Carlovsky, a former teacher and administrator, brought up the accusations from the report of a hostile work environment within the district.
“I think it was just basically one or two little instances that got blown out of proportion and I think the district’s done a great job of addressing those issues by making sure that there is an avenue for people to go to and get help when there is a problem,” he said.
He also pointed to what he termed as a “misappropriation of funds” and said that things “snuck through the back door.”
“They have some avenues in place now” to prevent that from happening again, he said.
Barrett, also a former teacher and administrator, also pointed to the report’s findings that the LUSD board did not have adequate controls of general fund expenditures.
“The board needs to obtain an independent specific audit of the general fund expenditures to clarify the use of public funds,” he said. “I don’t think that’s a difficult thing to do. … If that doesn’t happen with our current board, if I’m elected we will certainly attack that.”
King said he’d support the board following all the recommended actions from the grand jury and amending its policies, if needed, to be in line with those recommendations.
Gallina, who was the lone candidate to be on the board during the grand jury investigation, said he felt like the board responded to the report appropriately.

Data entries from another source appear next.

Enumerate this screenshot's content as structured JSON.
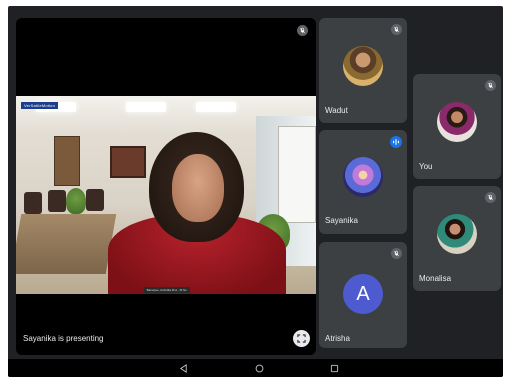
{
  "presenter": {
    "caption": "Sayanika is presenting",
    "brand": "VerSatileMotion",
    "name_strip": "Banerjee, Anindita M.A., M.Sc."
  },
  "participants": [
    {
      "name": "Wadut",
      "muted": true,
      "avatar": "photo"
    },
    {
      "name": "You",
      "muted": true,
      "avatar": "photo"
    },
    {
      "name": "Sayanika",
      "muted": false,
      "speaking": true,
      "avatar": "photo"
    },
    {
      "name": "Monalisa",
      "muted": true,
      "avatar": "photo"
    },
    {
      "name": "Atrisha",
      "muted": true,
      "avatar": "letter",
      "letter": "A"
    }
  ],
  "icons": {
    "mute": "mic-off-icon",
    "speaking": "audio-wave-icon",
    "fullscreen": "fullscreen-icon",
    "nav": [
      "back-icon",
      "home-icon",
      "recents-icon"
    ]
  },
  "colors": {
    "background": "#202124",
    "tile": "#3c4043",
    "letter_avatar": "#4e5bd0",
    "speaking": "#1a73e8"
  }
}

He also pointed to the district’s recent hiring of a third party to analyze procedures related to finances and conduct an audit of a department that was found to have questionable expenditures.
Gallina responded to the accusations of hostility by saying that those issues were “directed at one department.” As evidence of this, he referred to a recent climate survey conducted within the district that reported mostly positive attitudes from staff.
“There is, in the district itself, a great deal of collaboration, a great deal of respect and a great deal of coming together,” he said. “It’s too bad that one department had this situation.”
The candidates were later asked about what they’ve found to be the most pressing concern for teachers.
Gallina reinforced that he’s seen mostly positive attitudes from teachers and suggested that the district was returning to the “glory days” of the 1960s and ’70s, as far as morale.
Barrett, who repeatedly stressed his strong support of the school bond measures that will be used to improve infrastructure, pointed to aging buildings and facilities as some of the district’s biggest problem areas.
“The condition of our schools … is atrocious; it’s ridiculous,” he said.
Carlovsky said he felt that local media coverage too often focuses on negative things related to the district and not the positive stuff that is happening.
“We’ve got to do a better job of making sure the positives are getting out there, even if we’ve got to write our own articles,” he said.
On the topic of improving teacher retention and bringing in more minority and Spanish-speaking teachers, Barrett also said he felt that positive promotion of LUSD and the Lompoc Valley was important.
“We need to recruit; we need to get out there,” he said. “We’ve got a lot to hang our hats on, ladies and gentlemen. (We’ve got) a California distinguished school — three in the whole county and two of them right here? That should be all over, everywhere. That should be a recruiting tool to get people to come to Lompoc.”
Each of the candidates indicated that they supported the school bond measures and each had good things to say about the current district staff and the way that schools are currently operating. They all seemed to also agree that supporting district staff was critical.
In his closing comments, Barrett said that he would like to cut down on the hostility that has been exhibited at recent LUSD board meetings and put the focus squarely on doing what’s best for students.
Gallina closed by looking to the future of the district.
“We’re on a journey,” he said. “What the destination is, I don’t know. Our world is changing (and we don’t know what) this world is gonna look like in five years. But we have to keep the journey. The journey is to continue to find the best way to take care of our students and the best way to take care of our 1,500 employees.”